Quantco / ndonnx

ONNX-backed array library that is compliant with the Array API standard.
https://ndonnx.readthedocs.io/
BSD 3-Clause "New" or "Revised" License
39 stars 0 forks source link

ndx.Array.shape should return a tuple #35

Closed cbourjau closed 2 months ago

cbourjau commented 3 months ago

While playing with ndonnx and the array-API compliant classes of scikit-learn I ran into some issue. One of them was that libraries may use code such as len(array.shape) to get the rank. While there is an explicit Array.ndim property, the former is a perfectly fine way to get the same information, too. In other cases, it may be necessary to get the number of features assuming a shape of (M, n_features) where n_features is statically known by calling array.shape[1]. Neither example currently works.

On the other hand, I realize that there are also use cases where we need the shape as a lazy array which is currently served by the Array.shape implemenation. We should maintain that functionality but under a different name in order to serve both use cases and to maintain compliance with the standard.

adityagoel4512 commented 3 months ago

It sounds reasonable to use ONNX shape inference to give a real tuple. The complication with shape inference is that it may give you some symbolic dimensions:

>>> ndx.array(shape=("N", "M"), dtype=ndx.utf8).spox_var()
<Var from spox.internal@0::Argument->arg of str[N][M]

To comply with the standard, we could set all symbolic dimensions to None. It might be worth checking if in practice people (e.g. scikit-learn where you investigated this) are checking for None dimensions but this is out of scope for ndonnx of course.

The other challenge is that there are some situations where even the rank is unknowable statically. Consider the following:

>>> x = ndx.array(shape=(2, 3), dtype=ndx.utf8)
>>> y = ndx.array(shape=("M",), dtype=ndx.int64)
>>> ndx.broadcast_to(x, y).spox_var()
<Var from ai.onnx@13::Expand->output of str[...]>

We would need to now raise in such situations (i.e. when shape inference gives us a None shape).

We currently have the ndonnx.additional.shape function that always provides a ndx.Array and is the better way to go about obtaining the dynamic shape anyway.

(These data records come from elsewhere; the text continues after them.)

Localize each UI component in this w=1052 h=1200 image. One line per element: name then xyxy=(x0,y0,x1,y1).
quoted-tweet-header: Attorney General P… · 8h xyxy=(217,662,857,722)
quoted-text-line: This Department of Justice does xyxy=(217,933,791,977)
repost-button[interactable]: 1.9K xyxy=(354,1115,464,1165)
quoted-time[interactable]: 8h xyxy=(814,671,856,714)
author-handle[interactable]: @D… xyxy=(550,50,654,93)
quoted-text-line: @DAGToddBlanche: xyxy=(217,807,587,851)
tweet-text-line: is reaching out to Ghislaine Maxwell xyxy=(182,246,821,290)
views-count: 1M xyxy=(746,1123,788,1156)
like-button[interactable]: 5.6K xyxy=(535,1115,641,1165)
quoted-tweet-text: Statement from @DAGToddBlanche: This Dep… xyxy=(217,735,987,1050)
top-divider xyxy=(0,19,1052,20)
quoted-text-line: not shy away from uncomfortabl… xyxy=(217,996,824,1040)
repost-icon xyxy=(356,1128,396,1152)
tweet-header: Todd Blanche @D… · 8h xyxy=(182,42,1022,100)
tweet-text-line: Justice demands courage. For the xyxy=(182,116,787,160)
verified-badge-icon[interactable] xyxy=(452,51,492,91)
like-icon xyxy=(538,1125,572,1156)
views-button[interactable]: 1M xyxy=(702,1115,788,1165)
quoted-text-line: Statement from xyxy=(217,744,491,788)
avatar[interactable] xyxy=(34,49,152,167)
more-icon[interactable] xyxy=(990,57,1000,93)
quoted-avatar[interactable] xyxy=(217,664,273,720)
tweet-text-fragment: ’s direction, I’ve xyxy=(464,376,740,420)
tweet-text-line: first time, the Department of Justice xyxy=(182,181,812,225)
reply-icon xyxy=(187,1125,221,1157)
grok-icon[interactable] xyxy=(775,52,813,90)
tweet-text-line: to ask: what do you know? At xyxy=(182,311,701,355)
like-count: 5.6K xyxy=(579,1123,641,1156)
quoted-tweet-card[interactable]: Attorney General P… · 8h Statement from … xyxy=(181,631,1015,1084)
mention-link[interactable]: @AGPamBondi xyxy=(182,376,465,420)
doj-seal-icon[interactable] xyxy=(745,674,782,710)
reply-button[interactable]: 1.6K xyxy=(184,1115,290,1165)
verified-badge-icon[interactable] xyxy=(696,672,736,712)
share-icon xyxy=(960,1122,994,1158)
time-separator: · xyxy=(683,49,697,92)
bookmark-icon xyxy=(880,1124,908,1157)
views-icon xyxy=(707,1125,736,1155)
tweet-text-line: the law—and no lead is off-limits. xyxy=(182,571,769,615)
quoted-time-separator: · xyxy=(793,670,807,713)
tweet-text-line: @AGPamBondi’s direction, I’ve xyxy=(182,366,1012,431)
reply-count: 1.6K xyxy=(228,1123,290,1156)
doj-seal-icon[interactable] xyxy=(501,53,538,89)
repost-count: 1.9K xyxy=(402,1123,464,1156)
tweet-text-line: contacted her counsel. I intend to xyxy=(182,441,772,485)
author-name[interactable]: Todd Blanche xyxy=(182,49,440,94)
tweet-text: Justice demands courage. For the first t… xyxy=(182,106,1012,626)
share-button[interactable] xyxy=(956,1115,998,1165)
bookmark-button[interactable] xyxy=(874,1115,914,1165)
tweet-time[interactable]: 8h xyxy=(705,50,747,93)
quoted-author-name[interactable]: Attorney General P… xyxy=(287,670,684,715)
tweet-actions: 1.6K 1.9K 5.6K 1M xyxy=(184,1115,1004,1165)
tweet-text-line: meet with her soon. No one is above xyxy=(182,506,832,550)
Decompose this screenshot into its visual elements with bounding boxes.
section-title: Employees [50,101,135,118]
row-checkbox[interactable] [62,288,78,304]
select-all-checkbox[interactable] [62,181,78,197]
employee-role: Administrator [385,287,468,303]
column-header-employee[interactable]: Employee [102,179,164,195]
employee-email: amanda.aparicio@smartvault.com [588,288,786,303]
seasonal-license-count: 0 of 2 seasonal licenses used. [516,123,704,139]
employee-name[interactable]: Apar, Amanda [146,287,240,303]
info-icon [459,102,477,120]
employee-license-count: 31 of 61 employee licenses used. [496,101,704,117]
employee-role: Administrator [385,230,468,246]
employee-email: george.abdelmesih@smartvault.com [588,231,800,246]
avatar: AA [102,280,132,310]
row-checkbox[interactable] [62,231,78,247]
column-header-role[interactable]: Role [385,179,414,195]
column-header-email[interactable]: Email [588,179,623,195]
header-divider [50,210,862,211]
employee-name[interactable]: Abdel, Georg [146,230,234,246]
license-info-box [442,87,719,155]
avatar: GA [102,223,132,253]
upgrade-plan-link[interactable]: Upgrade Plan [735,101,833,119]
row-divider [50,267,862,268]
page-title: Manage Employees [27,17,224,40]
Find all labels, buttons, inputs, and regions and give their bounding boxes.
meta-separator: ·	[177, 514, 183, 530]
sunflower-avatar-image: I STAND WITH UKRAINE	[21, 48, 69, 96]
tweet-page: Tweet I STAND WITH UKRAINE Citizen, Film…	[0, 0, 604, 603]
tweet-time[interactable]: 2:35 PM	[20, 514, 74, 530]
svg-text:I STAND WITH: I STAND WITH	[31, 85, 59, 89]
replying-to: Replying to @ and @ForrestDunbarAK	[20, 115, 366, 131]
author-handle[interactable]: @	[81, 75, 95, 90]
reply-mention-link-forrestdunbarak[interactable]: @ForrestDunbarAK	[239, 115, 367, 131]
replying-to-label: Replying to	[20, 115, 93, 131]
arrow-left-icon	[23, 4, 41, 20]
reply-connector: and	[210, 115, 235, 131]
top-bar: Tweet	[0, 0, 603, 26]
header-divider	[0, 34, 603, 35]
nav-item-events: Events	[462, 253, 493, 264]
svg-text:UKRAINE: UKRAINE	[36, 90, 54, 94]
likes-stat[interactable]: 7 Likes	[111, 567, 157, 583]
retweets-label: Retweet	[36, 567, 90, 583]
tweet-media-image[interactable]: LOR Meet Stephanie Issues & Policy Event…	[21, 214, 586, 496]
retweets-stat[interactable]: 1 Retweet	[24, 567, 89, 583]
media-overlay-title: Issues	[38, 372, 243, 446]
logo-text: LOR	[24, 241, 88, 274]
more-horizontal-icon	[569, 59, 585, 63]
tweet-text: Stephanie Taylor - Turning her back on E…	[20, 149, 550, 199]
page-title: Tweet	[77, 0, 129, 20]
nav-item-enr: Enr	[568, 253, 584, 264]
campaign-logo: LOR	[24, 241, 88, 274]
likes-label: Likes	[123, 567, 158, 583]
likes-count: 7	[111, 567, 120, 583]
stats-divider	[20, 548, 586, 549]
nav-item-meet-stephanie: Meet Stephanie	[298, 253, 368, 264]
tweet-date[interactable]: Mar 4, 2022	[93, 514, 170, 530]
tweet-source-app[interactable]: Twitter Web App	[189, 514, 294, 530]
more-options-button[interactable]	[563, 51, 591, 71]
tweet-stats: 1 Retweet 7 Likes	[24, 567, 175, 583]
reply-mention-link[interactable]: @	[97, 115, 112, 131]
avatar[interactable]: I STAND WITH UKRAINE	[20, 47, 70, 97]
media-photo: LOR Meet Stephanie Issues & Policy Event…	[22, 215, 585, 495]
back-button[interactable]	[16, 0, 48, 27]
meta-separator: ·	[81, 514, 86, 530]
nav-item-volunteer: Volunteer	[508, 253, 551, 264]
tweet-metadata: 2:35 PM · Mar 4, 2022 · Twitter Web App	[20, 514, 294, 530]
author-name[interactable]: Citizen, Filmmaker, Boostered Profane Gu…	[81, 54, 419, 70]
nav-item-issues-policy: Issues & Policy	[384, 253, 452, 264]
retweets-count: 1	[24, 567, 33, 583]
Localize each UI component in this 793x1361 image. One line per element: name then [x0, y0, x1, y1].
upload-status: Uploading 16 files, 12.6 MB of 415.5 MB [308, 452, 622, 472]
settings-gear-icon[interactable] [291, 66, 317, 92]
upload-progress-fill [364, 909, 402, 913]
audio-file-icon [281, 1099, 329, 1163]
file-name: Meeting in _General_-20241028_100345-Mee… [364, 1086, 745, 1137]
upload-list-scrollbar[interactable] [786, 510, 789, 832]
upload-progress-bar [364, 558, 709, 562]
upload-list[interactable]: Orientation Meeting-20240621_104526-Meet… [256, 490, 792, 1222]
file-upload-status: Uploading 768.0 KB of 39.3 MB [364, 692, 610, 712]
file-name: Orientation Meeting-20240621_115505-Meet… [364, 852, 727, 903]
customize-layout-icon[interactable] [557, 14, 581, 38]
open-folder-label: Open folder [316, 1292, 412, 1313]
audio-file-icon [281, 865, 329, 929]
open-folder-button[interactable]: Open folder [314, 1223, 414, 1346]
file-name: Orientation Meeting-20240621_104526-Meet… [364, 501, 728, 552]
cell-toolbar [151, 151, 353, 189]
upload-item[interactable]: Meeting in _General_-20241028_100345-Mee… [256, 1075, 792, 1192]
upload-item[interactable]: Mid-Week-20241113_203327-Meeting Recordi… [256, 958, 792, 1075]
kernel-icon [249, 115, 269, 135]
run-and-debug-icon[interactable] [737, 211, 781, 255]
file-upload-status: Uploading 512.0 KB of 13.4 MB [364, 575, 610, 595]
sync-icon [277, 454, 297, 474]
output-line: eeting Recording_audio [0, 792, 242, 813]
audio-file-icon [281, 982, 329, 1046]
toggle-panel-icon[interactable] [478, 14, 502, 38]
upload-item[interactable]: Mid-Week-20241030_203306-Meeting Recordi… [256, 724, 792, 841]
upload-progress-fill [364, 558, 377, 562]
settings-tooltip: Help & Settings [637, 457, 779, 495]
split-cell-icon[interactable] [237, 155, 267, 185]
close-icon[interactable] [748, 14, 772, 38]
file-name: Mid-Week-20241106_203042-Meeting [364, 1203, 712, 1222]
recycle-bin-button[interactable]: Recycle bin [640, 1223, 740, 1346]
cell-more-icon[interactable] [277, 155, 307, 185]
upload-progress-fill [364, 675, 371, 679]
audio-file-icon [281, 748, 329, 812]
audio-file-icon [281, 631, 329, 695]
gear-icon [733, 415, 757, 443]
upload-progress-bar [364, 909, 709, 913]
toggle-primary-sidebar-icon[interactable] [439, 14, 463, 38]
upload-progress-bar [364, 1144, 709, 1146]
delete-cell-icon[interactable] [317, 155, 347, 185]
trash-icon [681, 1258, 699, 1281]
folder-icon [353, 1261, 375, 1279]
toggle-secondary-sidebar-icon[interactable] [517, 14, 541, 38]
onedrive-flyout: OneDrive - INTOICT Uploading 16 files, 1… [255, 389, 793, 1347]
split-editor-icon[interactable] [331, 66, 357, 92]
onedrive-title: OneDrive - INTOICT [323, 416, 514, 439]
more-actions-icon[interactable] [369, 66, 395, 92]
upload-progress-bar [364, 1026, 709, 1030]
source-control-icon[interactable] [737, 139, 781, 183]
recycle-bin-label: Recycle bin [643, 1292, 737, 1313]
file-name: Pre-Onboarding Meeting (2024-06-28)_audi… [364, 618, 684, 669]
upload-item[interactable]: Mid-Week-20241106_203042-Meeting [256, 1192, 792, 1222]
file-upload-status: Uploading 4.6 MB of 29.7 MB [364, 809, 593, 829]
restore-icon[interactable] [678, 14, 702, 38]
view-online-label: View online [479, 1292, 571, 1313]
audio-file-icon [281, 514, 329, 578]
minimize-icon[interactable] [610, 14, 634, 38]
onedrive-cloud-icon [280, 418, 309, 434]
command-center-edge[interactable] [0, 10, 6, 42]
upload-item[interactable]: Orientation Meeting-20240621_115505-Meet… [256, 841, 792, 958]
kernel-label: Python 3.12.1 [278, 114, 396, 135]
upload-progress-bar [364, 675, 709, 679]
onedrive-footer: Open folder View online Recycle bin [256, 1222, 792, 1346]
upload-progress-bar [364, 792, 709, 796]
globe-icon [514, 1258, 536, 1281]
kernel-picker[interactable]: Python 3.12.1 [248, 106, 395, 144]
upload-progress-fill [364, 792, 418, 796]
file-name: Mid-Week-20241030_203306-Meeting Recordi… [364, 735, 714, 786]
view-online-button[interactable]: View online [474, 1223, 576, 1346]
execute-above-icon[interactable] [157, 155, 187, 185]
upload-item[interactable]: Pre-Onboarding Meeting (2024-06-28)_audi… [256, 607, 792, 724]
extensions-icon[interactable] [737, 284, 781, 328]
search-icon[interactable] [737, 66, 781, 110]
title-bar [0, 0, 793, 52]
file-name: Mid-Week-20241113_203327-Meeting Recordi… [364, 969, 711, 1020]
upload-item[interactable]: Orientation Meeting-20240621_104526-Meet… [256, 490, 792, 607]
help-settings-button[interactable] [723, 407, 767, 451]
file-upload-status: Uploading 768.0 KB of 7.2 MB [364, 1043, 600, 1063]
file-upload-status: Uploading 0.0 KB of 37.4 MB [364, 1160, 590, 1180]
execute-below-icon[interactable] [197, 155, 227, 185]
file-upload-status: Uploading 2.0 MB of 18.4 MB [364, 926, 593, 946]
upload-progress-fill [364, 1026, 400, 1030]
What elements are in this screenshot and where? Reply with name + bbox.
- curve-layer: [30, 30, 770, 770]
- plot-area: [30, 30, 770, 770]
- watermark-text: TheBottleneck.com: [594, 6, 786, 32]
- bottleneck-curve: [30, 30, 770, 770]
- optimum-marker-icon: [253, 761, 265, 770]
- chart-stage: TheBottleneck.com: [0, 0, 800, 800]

It also should be overridable for custom dtypes. To that end, we should also consider offloading this calculation to the dtype itself so user-defined types may implement this however they see fit too.

cbourjau commented 3 months ago

To comply with the standard, we could set all symbolic dimensions to None

The standard mandates a shape of type Tuple[int | None, ...]. Rather than being non-compliant by adding str to the union, we should consider (a) upstreaming the new type signature to the standard and (b) adding a third shape-related variant to this package (ndonnx.additional in particular) that returns the full shape information with type tupel[int | None | str, ...].

The other challenge is that there are some situations where even the rank is unknowable statically. Consider the following:

Are we not making the assumption that we always know the type and at least the rank of an array throughout the code base? I think we should indeed raise in such a situation.

adityagoel4512 commented 3 months ago

Rather than being non-compliant by adding str to the union, we should consider (a) upstreaming the new type signature to the standard and (b) adding a third shape-related variant to this package

I wasn't suggesting adding str to the union but rather to set those dimensions to None.

Upstreaming Tuple[int | str | None, ...] into the Array API standard as the type signature seems reasonable. I'm not too sure how symbolic dimensions work across other array libraries. JAX as an example seems to have something similar but it is probably worth asking a JAX expert if it is relevant: https://jax.readthedocs.io/en/latest/export/shape_poly.html#shape-polymorphism.

rgommers commented 3 months ago

One of them was that libraries may use code such as len(array.shape) to get the rank. While there is an explicit Array.ndim property, the former is a perfectly fine way to get the same information, too.

Using len is strictly worse and non-idiomatic I'd say, and it prevents keeping things lazy. I'd suggest changing the scikit-learn code.

The standard mandates a shape of type Tuple[int | None, ...].

For context: it was hard to settle on a sentinel for "unknown", because there were already deviations between libraries using None and nan (e.g., Dask uses the latter).

There's a few subtleties here, in particular: duck typing objects like tuple[int, int] should be fine, as long as the semantics don't change. This may be desirable not only for lazy execution, but e.g. to be able to keep everything on GPU. Such duck typing isn't really expressable with static typing, but if code works at execution time then it shouldn't matter that the int isn't actually a true integer.

It might be worth checking if in practice people (e.g. scikit-learn where you investigated this) are checking for None dimensions

It's rare in my experience - and when it's necessary it's typically for code that uses the size of a dimension for something conditional (if x.shape[1] < 5: ...), and that won't work with lazy execution anyway.

cbourjau commented 2 months ago

I reran the scikit-learn test suite after our latest ndonnx release. The "ValueError: Cannot convert Array of shape Array(dtype=Int64) to a bool" errors (example) originate from the here discussed shape issue.